Anal Chem. 2010 Jun 15;82(12):5069-81. doi: 10.1021/ac100064b.
A novel peak alignment algorithm using a distance and spectrum correlation optimization (DISCO) method has been developed for two-dimensional gas chromatography time-of-flight mass spectrometry (GCxGC/TOF-MS)-based metabolomics. This algorithm uses the output of the instrument control software, ChromaTOF, as its input data. It detects and merges multiple peak entries of the same metabolite into one peak entry in each input peak list. After a z-score transformation of metabolite retention times, DISCO selects landmark peaks from all samples based on both two-dimensional retention times and mass spectrum similarity of fragment ions measured by Pearson's correlation coefficient.

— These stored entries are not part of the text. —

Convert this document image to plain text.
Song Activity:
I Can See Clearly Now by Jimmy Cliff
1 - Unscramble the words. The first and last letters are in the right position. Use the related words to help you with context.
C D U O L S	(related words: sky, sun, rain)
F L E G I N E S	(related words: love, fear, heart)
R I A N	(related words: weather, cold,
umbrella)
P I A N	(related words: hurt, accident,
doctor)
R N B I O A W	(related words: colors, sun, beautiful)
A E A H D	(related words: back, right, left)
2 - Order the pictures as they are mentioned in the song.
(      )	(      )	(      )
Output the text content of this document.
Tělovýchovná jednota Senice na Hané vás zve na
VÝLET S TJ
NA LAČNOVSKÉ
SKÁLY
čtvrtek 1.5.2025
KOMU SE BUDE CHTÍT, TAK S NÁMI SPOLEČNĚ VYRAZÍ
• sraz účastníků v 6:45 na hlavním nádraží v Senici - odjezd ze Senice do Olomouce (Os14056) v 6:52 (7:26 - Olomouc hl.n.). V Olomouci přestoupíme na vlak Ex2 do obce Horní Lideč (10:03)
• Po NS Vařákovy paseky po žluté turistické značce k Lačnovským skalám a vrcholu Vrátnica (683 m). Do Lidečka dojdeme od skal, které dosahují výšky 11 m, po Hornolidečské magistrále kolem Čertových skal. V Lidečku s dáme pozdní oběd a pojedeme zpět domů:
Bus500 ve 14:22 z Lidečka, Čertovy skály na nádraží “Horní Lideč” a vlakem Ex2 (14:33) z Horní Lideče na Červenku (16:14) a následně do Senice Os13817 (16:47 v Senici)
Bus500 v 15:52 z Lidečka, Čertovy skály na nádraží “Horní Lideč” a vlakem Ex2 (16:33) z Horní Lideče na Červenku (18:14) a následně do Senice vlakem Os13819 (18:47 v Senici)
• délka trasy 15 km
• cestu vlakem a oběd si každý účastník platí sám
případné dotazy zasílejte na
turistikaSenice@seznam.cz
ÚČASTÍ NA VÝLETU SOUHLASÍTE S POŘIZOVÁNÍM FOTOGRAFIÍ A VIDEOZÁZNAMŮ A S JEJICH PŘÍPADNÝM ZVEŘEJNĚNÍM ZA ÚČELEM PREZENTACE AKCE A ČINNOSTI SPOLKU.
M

A local linear fitting method is employed in the original two-dimensional retention time space to correct retention time shifts. A progressive retention time map searching method is used to align metabolite peaks in all samples together based on optimization of the Euclidean distance and mass spectrum similarity. The effectiveness of the DISCO algorithm is demonstrated using data sets acquired under different experiment conditions and a spiked-in experiment.

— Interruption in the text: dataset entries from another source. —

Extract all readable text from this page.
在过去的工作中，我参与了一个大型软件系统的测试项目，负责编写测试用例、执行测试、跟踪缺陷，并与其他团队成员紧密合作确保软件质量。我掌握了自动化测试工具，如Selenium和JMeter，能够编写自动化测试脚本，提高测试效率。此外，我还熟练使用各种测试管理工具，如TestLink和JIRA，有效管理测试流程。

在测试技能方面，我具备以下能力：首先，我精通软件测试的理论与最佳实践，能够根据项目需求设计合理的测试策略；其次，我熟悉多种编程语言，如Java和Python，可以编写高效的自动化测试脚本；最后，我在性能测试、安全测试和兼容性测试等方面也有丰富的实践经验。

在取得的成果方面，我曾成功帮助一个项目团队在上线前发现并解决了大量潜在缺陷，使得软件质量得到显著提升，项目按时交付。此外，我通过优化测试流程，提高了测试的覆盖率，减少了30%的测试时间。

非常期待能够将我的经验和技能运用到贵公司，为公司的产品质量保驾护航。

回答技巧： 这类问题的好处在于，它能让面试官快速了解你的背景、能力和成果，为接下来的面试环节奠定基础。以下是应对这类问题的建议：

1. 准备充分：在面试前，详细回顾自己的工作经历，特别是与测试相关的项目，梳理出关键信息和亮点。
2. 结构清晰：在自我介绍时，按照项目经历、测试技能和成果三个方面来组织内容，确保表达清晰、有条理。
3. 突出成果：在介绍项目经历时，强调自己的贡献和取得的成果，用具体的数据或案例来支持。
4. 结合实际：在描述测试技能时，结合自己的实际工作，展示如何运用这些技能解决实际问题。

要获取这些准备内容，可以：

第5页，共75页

一种新的峰对齐算法,使用距离和谱相关优化(DISCO)方法,已经被开发用于二维气相色谱飞行时间质谱(GCxGC/TOF-MS)为基础的代谢组学。该算法使用仪器控制软件 ChromaTOF 的输出作为其输入数据。它在每个输入峰列表中检测并合并相同代谢物的多个峰条目为一个峰条目。在对代谢物保留时间进行 z 分数转换后,DISCO 根据二维保留时间和通过 Pearson 相关系数测量的碎片离子的质谱相似性,从所有样品中选择地标峰。在原始二维保留时间空间中使用局部线性拟合方法来校正保留时间偏移。使用基于欧几里得距离和质谱相似性优化的渐进保留时间图搜索方法,将所有样品中的代谢物峰对齐。使用在不同实验条件下采集的数据和加标实验证明了 DISCO 算法的有效性。